Когда Брайтнот начал неуверенно сходить по ступеням с места для почетных гостей, Киспинг поддерживал его за локоть.
— Я не пьян, — громко сказал Брайтнот. — Это было бы… было бы по-свински. — Слышавшие впились в него гневными взглядами, но никто не осмелился выказать свое недовольство избранному собеседнику королевы.
— Конечно, нет, господин, — ответил Киспинг со своей обычной мимолетной улыбкой. — Однако тебе не стоит самому нести факел.
Королева ушла первой; Брайтнот и Киспинг еще некоторое время оставались в зале. Ночь была холодной, небо густо усыпали звезды, на земле лежал серый иней. Шаги по земле отдавались, будто по камню. Два стражника проводили Гуннхильд до ее дома. Служанка открыла дверь.

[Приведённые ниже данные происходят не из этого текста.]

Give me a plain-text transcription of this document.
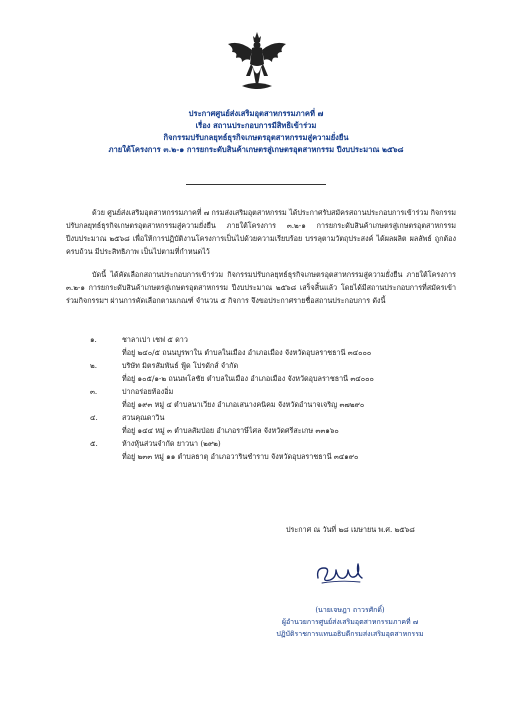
ประกาศศูนย์ส่งเสริมอุตสาหกรรมภาคที่ ๗
เรื่อง สถานประกอบการมีสิทธิเข้าร่วม
กิจกรรมปรับกลยุทธ์ธุรกิจเกษตรอุตสาหกรรมสู่ความยั่งยืน
ภายใต้โครงการ ๓.๒-๑ การยกระดับสินค้าเกษตรสู่เกษตรอุตสาหกรรม ปีงบประมาณ ๒๕๖๘
ด้วย ศูนย์ส่งเสริมอุตสาหกรรมภาคที่ ๗ กรมส่งเสริมอุตสาหกรรม ได้ประกาศรับสมัครสถานประกอบการเข้าร่วม กิจกรรมปรับกลยุทธ์ธุรกิจเกษตรอุตสาหกรรมสู่ความยั่งยืน ภายใต้โครงการ ๓.๒-๑ การยกระดับสินค้าเกษตรสู่เกษตรอุตสาหกรรม ปีงบประมาณ ๒๕๖๘ เพื่อให้การปฏิบัติงานโครงการเป็นไปด้วยความเรียบร้อย บรรลุตามวัตถุประสงค์ ได้ผลผลิต ผลลัพธ์ ถูกต้อง ครบถ้วน มีประสิทธิภาพ เป็นไปตามที่กำหนดไว้
บัดนี้ ได้คัดเลือกสถานประกอบการเข้าร่วม กิจกรรมปรับกลยุทธ์ธุรกิจเกษตรอุตสาหกรรมสู่ความยั่งยืน ภายใต้โครงการ ๓.๒-๑ การยกระดับสินค้าเกษตรสู่เกษตรอุตสาหกรรม ปีงบประมาณ ๒๕๖๘ เสร็จสิ้นแล้ว โดยได้มีสถานประกอบการที่สมัครเข้าร่วมกิจกรรมฯ ผ่านการคัดเลือกตามเกณฑ์ จำนวน ๕ กิจการ จึงขอประกาศรายชื่อสถานประกอบการ ดังนี้
๑.	ชาลาเปา เชฟ ๕ ดาว
ที่อยู่ ๒๔๐/๕ ถนนบูรพาใน ตำบลในเมือง อำเภอเมือง จังหวัดอุบลราชธานี ๓๔๐๐๐
๒.	บริษัท มิตรสัมพันธ์ ฟู้ด โปรดักส์ จำกัด
ที่อยู่ ๑๐๕/๑-๒ ถนนพโลชัย ตำบลในเมือง อำเภอเมือง จังหวัดอุบลราชธานี ๓๔๐๐๐
๓.	ปากอร่อยท้องอิ่ม
ที่อยู่ ๑๙๓ หมู่ ๔ ตำบลนาเวียง อำเภอเสนางคนิคม จังหวัดอำนาจเจริญ ๓๗๒๙๐
๔.	สวนคุณดาวิน
ที่อยู่ ๑๔๔ หมู่ ๓ ตำบลสัมป่อย อำเภอราษีไศล จังหวัดศรีสะเกษ ๓๓๑๖๐
๕.	ห้างหุ้นส่วนจำกัด ยาวนา (๒๙๒)
ที่อยู่ ๒๓๓ หมู่ ๑๑ ตำบลธาตุ อำเภอวารินชำราบ จังหวัดอุบลราชธานี ๓๔๑๙๐
ประกาศ ณ วันที่ ๒๘ เมษายน พ.ศ. ๒๕๖๘
(นายเจษฎา ถาวรศักดิ์)
ผู้อำนวยการศูนย์ส่งเสริมอุตสาหกรรมภาคที่ ๗
ปฏิบัติราชการแทนอธิบดีกรมส่งเสริมอุตสาหกรรม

— Отправляйся с ними, — приказала Гуннхильд. В этом не было ничего необычного. Она значительно чаще по вечерам отсылала слуг из дома, нежели оставляла их там. Она никогда не объясняла причин; просто так ей хотелось, и этого было достаточно. Кое-кто считал, что она не желала, чтобы кто-нибудь мешал ее размышлениям. Они вполне могли быть важнее, чем даже мысли самого короля. А были и такие, кто втихомолку шептал, что, возможно, она не всегда сразу отходила ко сну.
Гуннхильд осталась в одиночестве. Через некоторое время она услышала негромкий стук в дверь и приоткрыла ее. На нее изумленно смотрел Брайтнот. За спиной у него горел, потрескивая, факел Киспинга.
— Хорошо. Теперь погаси огонь и карауль здесь, пока я не отпущу тебя, — приказала она слуге. — Никого не впускай. — Тот кивнул, не поднимая капюшон плаща. Гуннхильд мягко взяла Брайтнота за руку, ввела внутрь и закрыла дверь на засов.
— В чем дело, королева? — пробормотал священник. — Он провожал меня к моей хижине, и вдруг…
Ее улыбка была столь же теплой, как слабый голубой огонь в очаге.
— Ничего не бойся, — хрипловатым голосом, ответила она. — Это всего лишь моя мысль. Я заметила, что ты в горе. Да, тяжело проводить это время среди чужих. Может быть, тихий разговор с другом пойдет тебе на пользу? И совместная молитва о ниспослании мира твоей душе?